The flawed Bent/Scratched/Damaged (BSD) Scrap money process was on pace for a 300% increase in BSD Scrap. Identifying root causes not only allowed the process to improve – but also to identify Best Practices to implement throughout other facilities across the U.S. and Canada.
- Improved Bent/Scratched/Damaged (BSD) Scrap money from an average of $5850/month to $1362/month in Material Handling Department from August 2015 to December 2015 – over 76% Scrap Reduction – the goal was 50%.
- Designed more efficient racks, improved employee cross-training, established Control Charts and Monitoring Plan to sustain improvements.
- Improved outdated Standard Work Instructions with Visual Management and identified/implemented simple changes (spacer/arm covers/shavings/tiedowns) to the process.
- Created new storage area that eliminated 1,527 feet of wasted Motion and Transportation due to Process Bottleneck.
- Gathered Internal Customer Feedback using Affinity Analysis
- Identified Root Causes with a Fishbone Diagram
- Used a Process Walk to identify the 8 Wastes
- Used LCS for Rack Design Change/Pilot
- Put Controls in place for sustainment of improvements
- Anodizing (ANO): chemical coating process that converts metal stock lengths into a decorative, durable, corrosion-resistant finish
- B/S/D: Bent/Scratched/Damaged Material
- Bent Material: Material bowed in excess of 1/32” for every 4.5” in width (Max width is 9”)
- Damaged Material: Any combination of Bent/Scratched metal in addition to any damage that occurs during transit
- Extrusion (EXT): process where metal logs are pushed through a die to create objects/shapes of a fixed profile
- Paint (PNT): process of pre-treating and adding full coats of primer and desired paint color along conveyor
- Scratched Material: Any length scratch appearing in an exposed area of metal and/or scratch in excess of 3” in unexposed area of metal
- Exposed Area: Any area of the metal that is on the exterior of the building or visible through a lite of glass
- Unexposed Area: Any area of the metal that is not visible upon installation
- Scrap money for the Material Handling Department has risen to $5850/month in 2015 (January-August) for material marked as Bent/Scratched/Damaged.
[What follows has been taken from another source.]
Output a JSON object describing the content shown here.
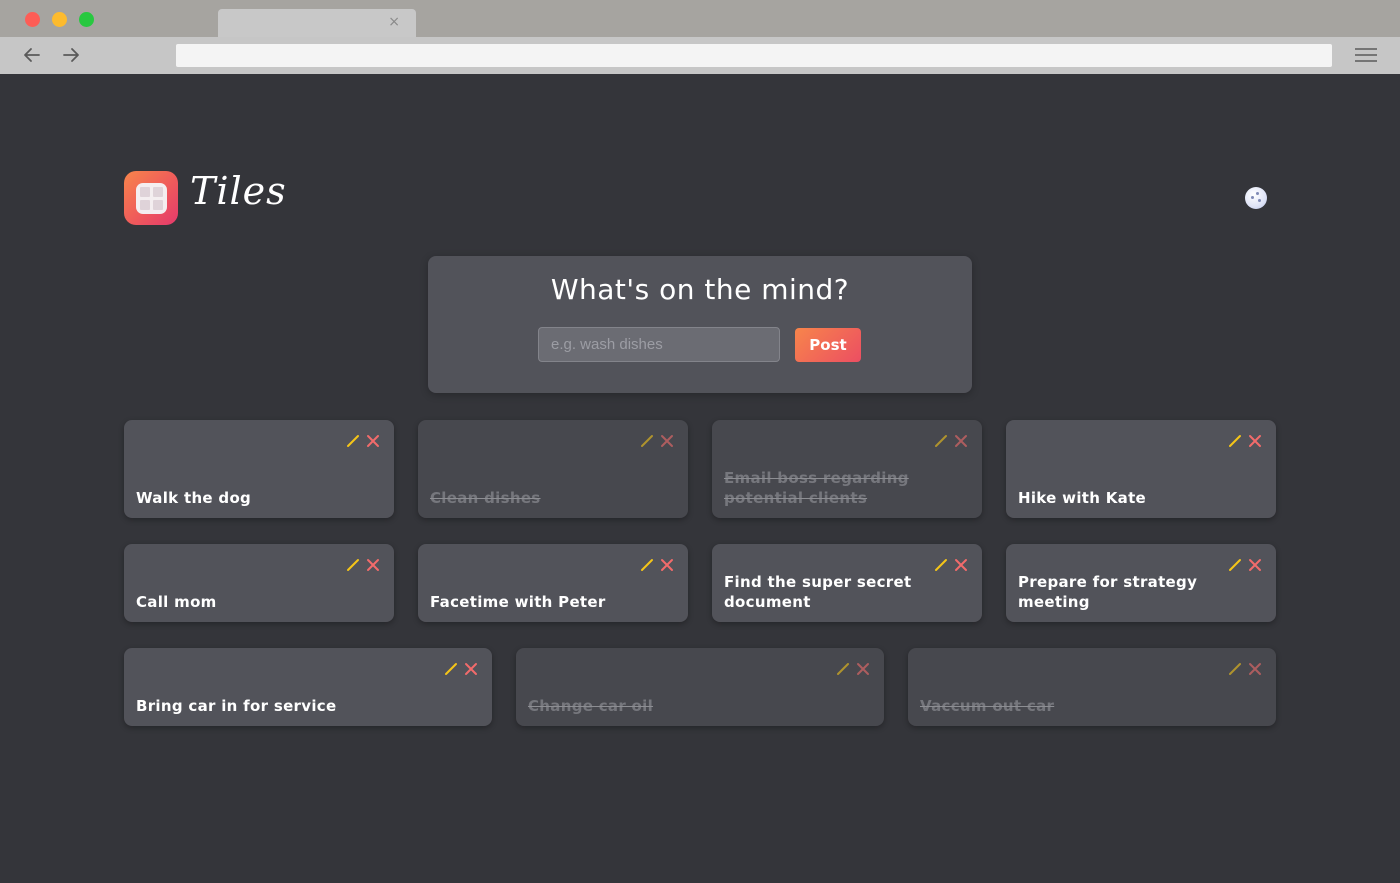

The Scrap money in 2014 for the same category was just $2141/month. While the costs obviously hurt the bottom line, the inability to push a good quality product in a timely manner impacts delivery to our Assembly/Glazing Plants and eventually; runs the risk of missing Customer Due Dates.
- The goal is to reduce Bent/Scratched/Damaged Scrap (BSD) money by 50% from $5850/month to $2925/month by the end of 4Q/2015.
- In Scope: Material Handling Department handles the flow of all Metal traveling from (1) Extrusion Presses, (2) Anodizing Lines, (3) Paint Department, (4) Packing/Shipping.
- Out Scope: They are the only department that touches all four areas of our Metal Processing Plant.
Business Case & Benefits
- The organization’s strategy for 2015 was to create a culture of (1) Problem Solving and (2) Continuous Improvement. With B/S/D Scrap $$$ projected to jump almost 300% from 2014 to 2015, this cross-departmental project is our best opportunity to reduce scrap costs across the board while aligning our efforts with the Organizational Strategy. This project could result in $35,000 in Annual Scrap Reduction.
- Team Lead: Jeff (Quality Engineer) – 25%
- Team Member 1: Michael (Process Owner) – 20%
- Team Member 2: Dexter M. (Mat. Handler/Driver) – 15%
- Team Member 3: Vincent L. (Maintenance) – 15%
- Team Member 4: Jaxson P. (Material Handler) – 15%
- Team Member 5: Kevin Y. (Fabrication) – 5%
- Team Member 6: Daniel R. (Brakemetal/Weld) – 10%
- Team Member 7: Jake G. (Safety) – 5%
Voice of the Customer (VOC) Translation Matrix
Process Walk Planning
- Develop a high level map of the process to be “walked”
- Create a list of all Process Walkers/Interviewers
- Create a list of interviewees
- Create a list of Stakeholders to be invited to a Stakeholder Presentation
- Create a high level agenda for the Process Walk
- Set a date and time for the Process Walk orientation
- List tentative dates and times for the Process Walk and Stakeholder Updates
Data Collection Planning
Calculate Sampling Plan
- Process Sampling (Live)
- Ongoing – every 10th rack
- 50% Estimate of Prop (worst case)
- Stratification Factors
Baseline Measure (after MSA)
- DPU = # Defects/# Units = 422/750 = 0.56
- DPMO = 422/3000 x 1,000,000 = 140,667 (4 Opportunities)
- Sigma Level = 2.5 (rounded down), 84.1% Yield (158,655)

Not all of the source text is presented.